Dr. Lehtonen's group provides another important contribution that highlights the role of the protein quality control system in the pathogenesis of PD, said Amina El Ayadi, PhD, assistant professor of surgery at the University of Texas Medical Branch, who has studied astrocytic function in PD.
“For a long time, scientists have studied the death of dopamine neurons in PD with less focus on the role of surrounding glial cells like astrocytes and microglia,” Dr. Ayadi said. “These cells are at the interface between neuronal function and the systemic immune response and work to buffer the neuroinflammation response in highly stressful conditions.”

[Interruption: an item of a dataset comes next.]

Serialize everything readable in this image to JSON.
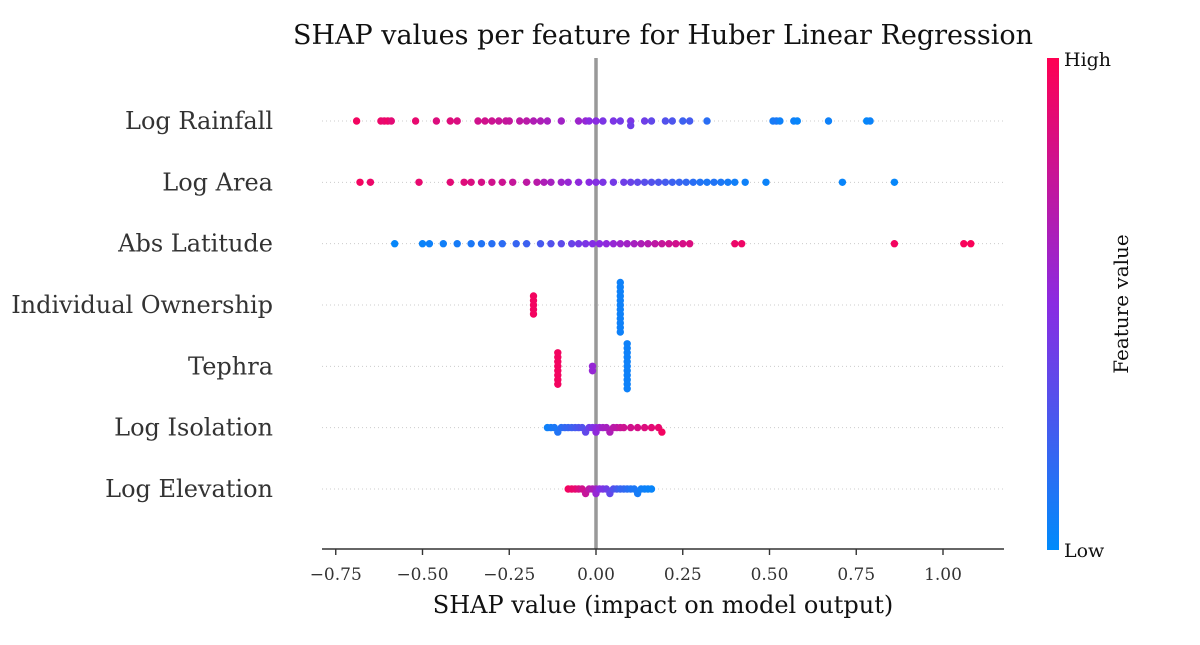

“Here again, a mutation in either LRRK2 G2019S or GBA N370S induces a decrease in the expression of the lipid metabolites that form the lysosomal membranes and interfere with the quality control and housekeeping functions ensured by autophagy. This was clearly demonstrated by increased levels of alpha-synuclein in astrocytes derived from IPSc mutants for LRRK2-G2019S and GBA-N370S, which may further contribute to protein aggregation and cell death.”
Dr. Ayadi added: “We have previously shown decreased levels of quality control proteins in the brain of Alzheimer's disease patients and observed increased neuroinflammation in stress conditions. The authors of this study make a logical correlation on how the accumulation of alpha-synuclein in astrocytes will cause the generation of pro-inflammatory agents that will lead to decreased mitochondrial function and alteration of their metabolic profile. This opens up the field for studying the role of cell metabolism in neurodegenerative diseases.”.
Sonninen and Dr. Lehtonen had no relevant disclosures. Dr. Brundin has received commercial support as a consultant from Renovo Neural, Inc., Lundbeck A/S, AbbVie, Fujifilm-Cellular Dynamics International, Axial Biotherapeutics, and Living Cell Technologies. He has also received commercial support for research from Lundbeck A/S and Roche and has ownership interests in Acousort AB and Axial Biotherapeutics.